Not being a programmer or game designer, I may be way off on what's possible. That won't stop me from offering ideas, in the hope of my learning.
Regarding algorithims/etc., an AI that learns, game design for combat, etc., what's wrong with this sort of idea:
Suppose we're starting with a simple, typical battle -- city siege. And we're making simple assumptions (troops essentially equal on both sides, no special abilities to start, etc.) and using 'average' capabilities (wooden walls, moderate unit strength/armor/hits/etc.).
Let's also make simple definitions -- each side's strength is the sum of its unit's 'hit points', the fight lasts until one side is eliminated (the loser), if more than half the winner's strength remains it's a significant victory (and a significant loss for the other side), etc. And let's assume the goal for the attacker is to have 60% of it's strength remaining.
If the attacker loses significantly, add 50% to attacker's starting strength for next time. If the attacker loses normally add 25%. If the attacker wins but has less than 60% strength remaining add 10%. If attacker has more than 60% remaining subtract 10%.
Start with defender having 100 strength. Make an assumption on what strength attacking force is needed to start then run 1000 attacks, with the AI 'learning' from each to modify starting attacker strength for the next attack. You might end up with a pretty good estimate for that scenario.
Toss out the first 500 attacks (assume it's still 'calibrating') then look at the last 500. Does the determined attack strength jump around a lot?

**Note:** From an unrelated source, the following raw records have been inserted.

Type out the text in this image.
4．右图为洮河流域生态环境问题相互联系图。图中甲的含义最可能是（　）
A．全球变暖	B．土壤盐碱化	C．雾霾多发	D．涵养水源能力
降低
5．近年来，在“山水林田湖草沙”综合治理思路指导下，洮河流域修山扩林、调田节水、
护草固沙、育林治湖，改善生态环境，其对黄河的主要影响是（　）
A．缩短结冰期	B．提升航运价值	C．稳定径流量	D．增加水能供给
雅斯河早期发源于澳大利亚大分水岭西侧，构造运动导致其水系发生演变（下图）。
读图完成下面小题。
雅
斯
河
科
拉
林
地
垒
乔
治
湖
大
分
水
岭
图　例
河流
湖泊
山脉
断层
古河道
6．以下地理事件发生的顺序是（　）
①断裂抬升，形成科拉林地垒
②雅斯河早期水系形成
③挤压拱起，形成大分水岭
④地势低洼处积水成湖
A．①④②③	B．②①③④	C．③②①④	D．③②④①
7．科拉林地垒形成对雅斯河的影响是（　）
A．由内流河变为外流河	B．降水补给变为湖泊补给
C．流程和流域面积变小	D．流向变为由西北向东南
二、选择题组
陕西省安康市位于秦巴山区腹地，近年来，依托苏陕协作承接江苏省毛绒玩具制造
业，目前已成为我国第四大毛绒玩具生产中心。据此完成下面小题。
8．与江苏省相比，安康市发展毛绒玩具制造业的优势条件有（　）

If so there may be a problem with randomization of combat results, or some similar problem. Run an ANOVA (or whatever they're doing these days). Maybe the results are too consistent. If so, add more variability. etc. etc. etc.
Then repeat the above with defender strength of 200, 400, 800, etc., and 50, 12. This'll determine the effect of defender streng and allow adding weights to adjust accordingly.
Then add in more specific capabilities, and repeat. You may be able to make correlations, such as -- adding in 50% of the defender's strength as ranged equals doubling standard defender strength. This will help create algorithims for army composition. Similar comparisons can be made for other abilities, such as fire spells vs units resistant to fire, etc.
While the above is from the point of view of the attacker, it can be used by the AI on defense (by holding attacking strength unchanged and modifying defender strength).
Having an AI that is able to 'learn', and being able to run thousands of simulations very quickly/easily, for a number of different situations -- won't that allow some good guesses for constructing algorithims to make a decent AI?